DECO alerta para riscos de escolhas apressadas
A SIC Notícias recorda que, aquando da primeira fase, a DECO lançou um aviso aos consumidores. A associação aconselhou a ponderar bem antes de aderir ao programa, sobretudo no que diz respeito ao tipo de aparelhos escolhidos e aos consumos energéticos esperados.
A porta-voz da DECO Proteste sublinhou que “o termoacumulador acaba por não ser o equipamento mais eficiente”, defendendo que soluções como bombas de calor seriam preferíveis, embora não estejam contempladas na medida.
O alerta incluiu ainda preocupações com a segurança associada ao fecho de instalações de gás, um processo que “não está previsto no E-Lar”, segundo a mesma publicação.
Outro ponto a considerar é que o candidato pode optar por equipamentos com valor superior ao apoio concedido, assumindo a diferença. Em alguns casos, o valor atribuído não inclui IVA, transporte ou instalação, o que implica custos adicionais que podem surpreender famílias menos prevenidas.
O que deve fazer quem quer candidatar-se agora
Com a reabertura das candidaturas, os consumidores deverão preparar-se com antecedência: reunir documentação, verificar os requisitos e avaliar bem o tipo de equipamento a adquirir.

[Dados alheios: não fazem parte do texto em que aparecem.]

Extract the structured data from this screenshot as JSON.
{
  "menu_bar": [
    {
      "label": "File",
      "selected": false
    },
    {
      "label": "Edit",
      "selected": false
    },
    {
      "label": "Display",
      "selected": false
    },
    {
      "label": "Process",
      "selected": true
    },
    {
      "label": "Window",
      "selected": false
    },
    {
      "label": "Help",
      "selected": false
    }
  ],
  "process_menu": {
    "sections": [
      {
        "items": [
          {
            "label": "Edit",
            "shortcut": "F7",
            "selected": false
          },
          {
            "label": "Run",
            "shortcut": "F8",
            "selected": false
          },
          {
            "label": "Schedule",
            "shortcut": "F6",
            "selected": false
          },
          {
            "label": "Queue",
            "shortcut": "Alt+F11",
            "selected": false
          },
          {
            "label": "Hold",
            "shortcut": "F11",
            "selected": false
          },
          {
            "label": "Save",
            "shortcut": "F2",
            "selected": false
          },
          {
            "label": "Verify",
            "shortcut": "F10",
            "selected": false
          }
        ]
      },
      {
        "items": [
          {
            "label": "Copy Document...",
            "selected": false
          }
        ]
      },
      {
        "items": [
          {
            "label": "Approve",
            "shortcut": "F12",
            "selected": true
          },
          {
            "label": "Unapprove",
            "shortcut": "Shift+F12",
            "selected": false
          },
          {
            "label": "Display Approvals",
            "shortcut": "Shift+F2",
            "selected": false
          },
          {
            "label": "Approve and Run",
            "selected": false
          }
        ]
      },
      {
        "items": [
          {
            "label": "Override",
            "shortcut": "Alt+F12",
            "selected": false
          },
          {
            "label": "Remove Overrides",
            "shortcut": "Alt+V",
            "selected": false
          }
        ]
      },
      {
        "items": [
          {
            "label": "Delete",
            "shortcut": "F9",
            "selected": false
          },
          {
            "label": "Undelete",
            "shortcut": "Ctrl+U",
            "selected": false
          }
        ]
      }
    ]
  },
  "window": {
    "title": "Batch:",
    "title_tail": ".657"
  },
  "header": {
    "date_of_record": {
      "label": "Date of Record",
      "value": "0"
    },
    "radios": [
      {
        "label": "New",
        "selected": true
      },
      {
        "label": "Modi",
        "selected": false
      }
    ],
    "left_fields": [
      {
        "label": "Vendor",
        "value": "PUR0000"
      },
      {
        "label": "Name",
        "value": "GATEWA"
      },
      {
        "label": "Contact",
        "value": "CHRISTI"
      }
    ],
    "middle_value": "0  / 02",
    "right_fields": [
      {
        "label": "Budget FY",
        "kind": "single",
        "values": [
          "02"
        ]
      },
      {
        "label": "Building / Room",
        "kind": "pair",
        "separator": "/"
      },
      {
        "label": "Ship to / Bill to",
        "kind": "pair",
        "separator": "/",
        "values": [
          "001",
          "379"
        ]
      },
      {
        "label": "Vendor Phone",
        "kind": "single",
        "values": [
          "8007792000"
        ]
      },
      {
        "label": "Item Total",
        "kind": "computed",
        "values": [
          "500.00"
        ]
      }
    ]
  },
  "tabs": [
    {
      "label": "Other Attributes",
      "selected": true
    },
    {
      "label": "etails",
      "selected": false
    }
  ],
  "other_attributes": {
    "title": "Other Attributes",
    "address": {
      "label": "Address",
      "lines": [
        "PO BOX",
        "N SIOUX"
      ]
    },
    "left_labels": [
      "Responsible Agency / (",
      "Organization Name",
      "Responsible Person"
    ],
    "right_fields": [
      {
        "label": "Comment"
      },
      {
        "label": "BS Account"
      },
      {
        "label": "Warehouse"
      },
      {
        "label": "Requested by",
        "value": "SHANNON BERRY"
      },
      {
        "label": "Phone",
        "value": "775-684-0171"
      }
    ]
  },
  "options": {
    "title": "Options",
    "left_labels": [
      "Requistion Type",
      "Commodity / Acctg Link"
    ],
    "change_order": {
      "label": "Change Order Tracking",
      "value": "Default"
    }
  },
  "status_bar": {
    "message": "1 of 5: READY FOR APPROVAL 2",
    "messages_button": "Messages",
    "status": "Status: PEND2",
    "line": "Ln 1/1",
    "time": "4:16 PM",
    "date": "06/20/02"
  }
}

Segundo a SIC Notícias, a forte procura registada em outubro indica que esta nova fase poderá, novamente, esgotar rapidamente.
Apesar do reforço financeiro, as regras permanecem exigentes e orientadas para garantir que os apoios se traduzem numa real melhoria da eficiência energética das habitações. Para muitas famílias, representa uma oportunidade relevante, mas que exige análise cuidada caso a caso.